Many of the arguments from those men were submitted to the court under seal, so the public did not get to see them. Twitter asked that one of its lawyers who has a security clearance be allowed to view the material, but Attorney General Bill Barr stepped in last year to assert the state secrets privilege to block disclosure to the attorney, Lee Rubin.
A spokesman for Twitter said in a statement that the firm regretted the ruling tossing out the suit.
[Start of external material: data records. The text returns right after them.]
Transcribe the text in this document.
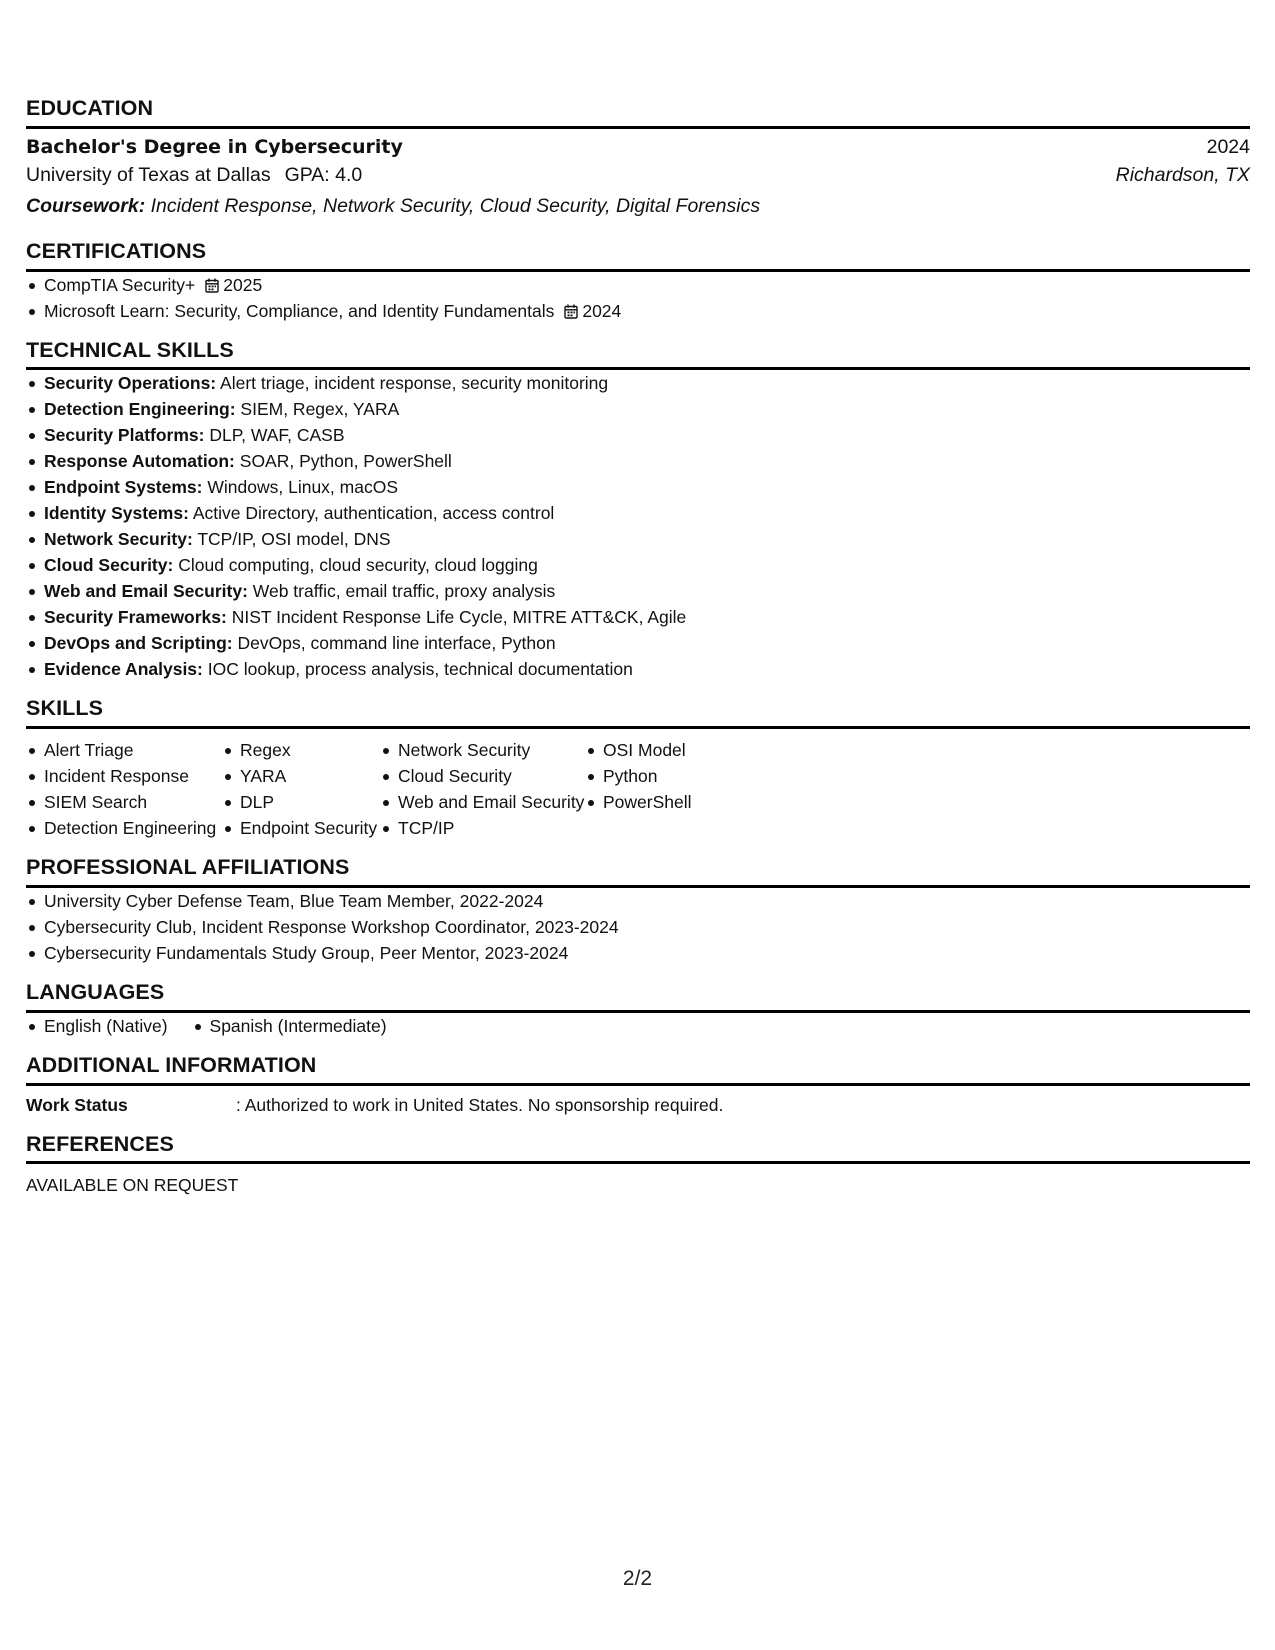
EDUCATION
Bachelor's Degree in Cybersecurity	2024
University of Texas at Dallas GPA: 4.0	Richardson, TX
Coursework: Incident Response, Network Security, Cloud Security, Digital Forensics
CERTIFICATIONS
CompTIA Security+ 2025
Microsoft Learn: Security, Compliance, and Identity Fundamentals 2024
TECHNICAL SKILLS
Security Operations: Alert triage, incident response, security monitoring
Detection Engineering: SIEM, Regex, YARA
Security Platforms: DLP, WAF, CASB
Response Automation: SOAR, Python, PowerShell
Endpoint Systems: Windows, Linux, macOS
Identity Systems: Active Directory, authentication, access control
Network Security: TCP/IP, OSI model, DNS
Cloud Security: Cloud computing, cloud security, cloud logging
Web and Email Security: Web traffic, email traffic, proxy analysis
Security Frameworks: NIST Incident Response Life Cycle, MITRE ATT&CK, Agile
DevOps and Scripting: DevOps, command line interface, Python
Evidence Analysis: IOC lookup, process analysis, technical documentation
SKILLS
Alert Triage
Incident Response
SIEM Search
Detection Engineering
Regex
YARA
DLP
Endpoint Security
Network Security
Cloud Security
Web and Email Security
TCP/IP
OSI Model
Python
PowerShell
PROFESSIONAL AFFILIATIONS
University Cyber Defense Team, Blue Team Member, 2022-2024
Cybersecurity Club, Incident Response Workshop Coordinator, 2023-2024
Cybersecurity Fundamentals Study Group, Peer Mentor, 2023-2024
LANGUAGES
English (Native)	Spanish (Intermediate)
ADDITIONAL INFORMATION
Work Status	: Authorized to work in United States. No sponsorship required.
REFERENCES
AVAILABLE ON REQUEST
2/2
It was filed in 2014 as the tech industry responded to blockbuster disclosures by former National Security Agency contractor Edward Snowden about far-reaching surveillance practices by U.S. spy agencies.
“We believe it is vital that the public see the demands we receive, and how we work to strike a balance between respecting local law, supporting people’s ability to Tweet, and protecting people from harm,” the statement said. “While we are disappointed with the Court’s decision, we will continue to fight for transparency.”
One expert on classified information policy said the judge’s comments were startling because they question the bedrock of the U.S. classification framework: the presidential executive order that controls information classified at the confidential, secret and top secret levels. Rogers suggested it may lack a judicial oversight mechanism as well as explicit time limits on how long information can be restricted.
“The court is suggesting that the national security classification system itself may not be constitutional since it does not clearly satisfy the requirements of the U.S. Supreme Court’s 1965 ruling in Freedman,” a case involving film censorship boards, said Steven Aftergood of the Federation of American Scientists. “That’s a breathtaking assertion. But it also rings true. … Classification policy produces expansive and growing restrictions on expression — exactly what Freedman was supposed to preclude.”
Aftergood said the issues Rogers raised but didn’t resolve are certain to recur.
“Although the question is not resolved here, one can say with confidence that it will come up again in future litigation,” he said.